Upcycling a Bat Mitzvah Dvar Torah Written by Heschel
At Abby Kelman’s bat mitzvah on October 24, 1969, philosopher and rabbi Abraham Joshua Heschel was supposed to deliver a dvar Torah. But Heschel, a close family friend, was hospitalized and couldn’t attend, so he wrote out his comments on onionskin—translucent white paper—and another family friend, then 41-year-old Elie Wiesel, read them aloud.
The speech sat in a folder for four decades until last year, when Kelman, an attorney in St. Louis specializing in clergy employment, decided to give herself a gift for her 65th birthday. She commissioned New York artist Ellen Alt, who had designed Kelman’s ketubah, to create an artistic rendering of the speech. (The onionskin itself remains in the folder.)

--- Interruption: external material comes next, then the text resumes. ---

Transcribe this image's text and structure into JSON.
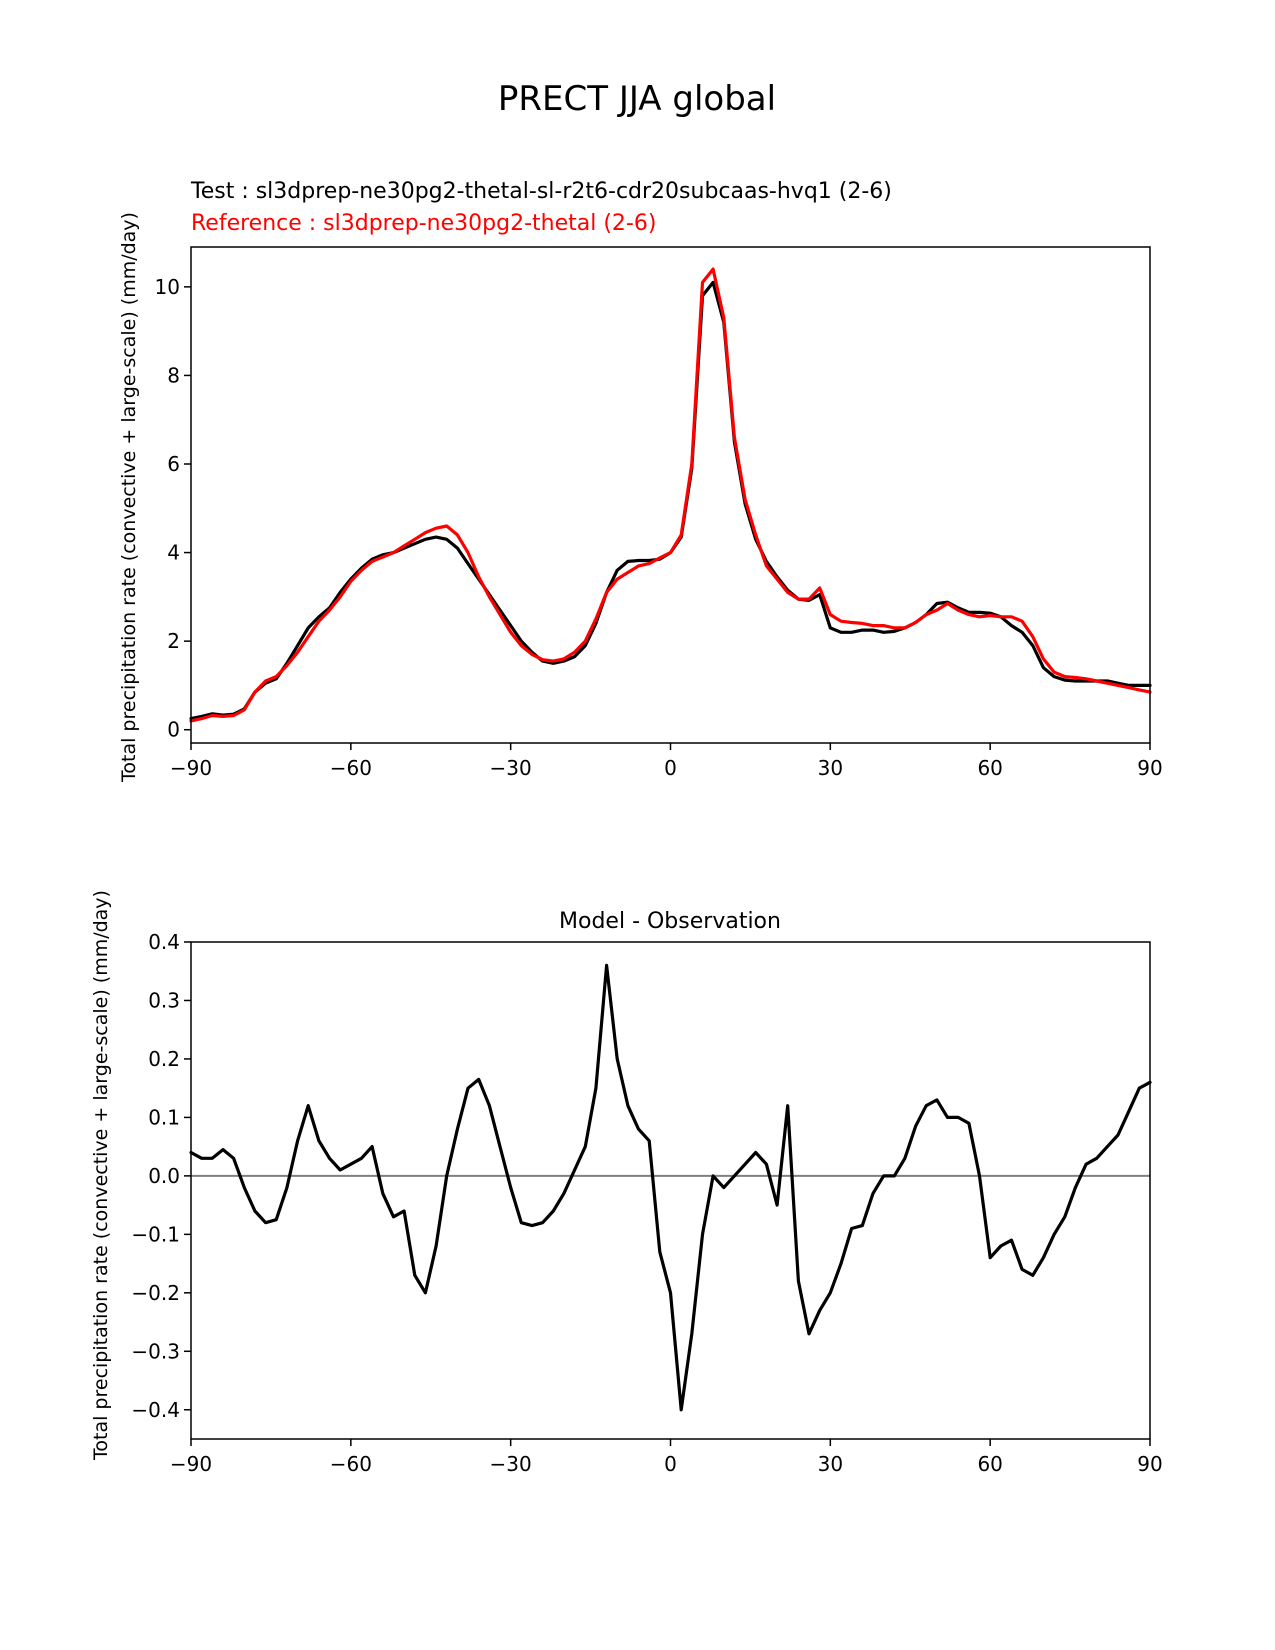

Heschel’s lyrical commentary on the portion, Lech Lecha, in which God promises Abraham that his children will be as numerous as the stars in the sky and the sand by the sea, lends itself to visual representation, said Kelman.
“Every human being is miraculously precious in the eyes of God,” Heschel wrote. “Seen from the earth he is just a twinkle, little and unexciting. But in heaven every human being is a star—of vast magnitude, of great significance.” Alt rendered the entire speech in calligraphy, framing it in watercolor. A luminous blue sky studded with stars spreads out above a green circle—the individual—anchored by the land below.
Heschel was a mentor to Kelman’s father, Rabbi Wolfe Kelman, who served as executive vice president of the Conservative movement’s Rabbinical Assembly from 1951 to 1989. Heschel often visited and called the family phone, and when Abby Kelman would pick up, she remembers that he always took the time to ask about school and camp.
“All these names—Wiesel, Heschel—were a part of my world,” she said. In fact, Judith Kaplan Eisenstein, whose bat mitzvah in March 1922 was the first anywhere, spoke at the bat mitzvah of Abby’s sister, Naamah, in 1968. Today, Rabbi Naamah Kelman is dean of Hebrew Union College-Jewish Institute of Religion’s Jerusalem campus and was the first woman to be ordained a rabbi in Israel.
Her own bat mitzvah, Abby Kelman noted, was a “low-key affair” during which she chanted the haftarah on a Friday night at Ansche Chesed synagogue in Manhattan. She hopes to pass down the legacy piece created from Heschel’s words to her children and future grandchildren.
“It’s a rare piece that’s significant for scholars, since Heschel didn’t write much Torah commentary,” she said, “but it was written just for me. Every time I walk by and read it, I’m amazed.”